Vendredi soir et déjà la troisième soirée de ce festival d’hiver organisé par le Sonic. Ce sera également la soirée la plus éclectique des quatre et – étonnamment – la plus fréquentée. Effet festival dans une ville où on s’emmerde et à une période où il n’y a pas grand-chose à foutre ? Je n’ai jamais vu plus de quarante personnes à un concert de Gutbucket mais quelques (vieux) jazzeux sont déjà là, alléchés par l’étiquette made in Brooklyn de ce quartet plutôt électrique. Cela me fait tout doucement rigoler parce qu’avant de pouvoir écouter de la vraie musique civilisée tout le monde va devoir se taper Deborah Kant et le héro local Sheik Anorak, donc deux groupes qui n’ont vraiment rien à voir avec la tête d’affiche en théorie très tendance prout-prout ma chère. En attendant le Sonic se remplit doucement, on se réchauffe comme on peut au bar et on s’engoudronne les alvéoles pulmonaires sur le pont de la péniche tout en racontant des conneries qui font du bien – j’ai toujours aimé entendre les souvenirs des groupes en tournée. Et l’ambiance qui monte doucement mais sûrement.

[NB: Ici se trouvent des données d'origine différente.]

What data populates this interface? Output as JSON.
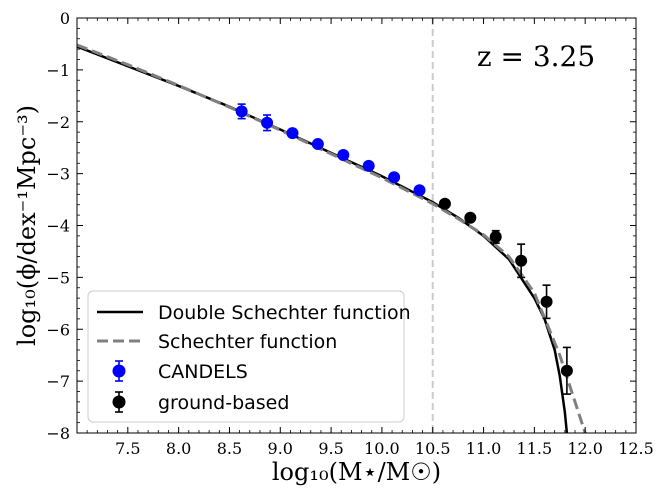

Ce sont donc les Deborah Kant qui attaquent en premier. Cela fait un petit moment que je n’ai pas assisté à un concert de ces quatre garçons basé du côté de la Loire (et non pas à Lyon comme il est écrit dans cette chronique particulièrement élogieuse du premier album autoproduit du groupe mais je ne renie absolument pas tout ce qui y est écrit). Aussi c’est avec un grand sourire de contentement que je m’approche de la scène alors que la musique commence. Une fois de plus, je ne vais pas y aller par quatre chemins : ils sont jeunes, ils sont beaux, ils font du bruit avec des guitares donc ils ont vraiment tout pour eux – et, précision très utile pour les nuls et les amateurs de jazz, le bassiste porte un t-shirt Goo de Sonic Youth. Je m’attends donc à me prendre d’entrée au travers de la gueule la déflagration sonique tant espérée. Laquelle ne vient pas tout de suite… Les Deborah Kant jouent un peu moins fort qu’auparavant, le batteur applique une certaine retenue et le groupe prend son temps pour installer son premier titre. Il agira également de la sorte avec les suivants, maîtrisant l’exercice difficile du temps.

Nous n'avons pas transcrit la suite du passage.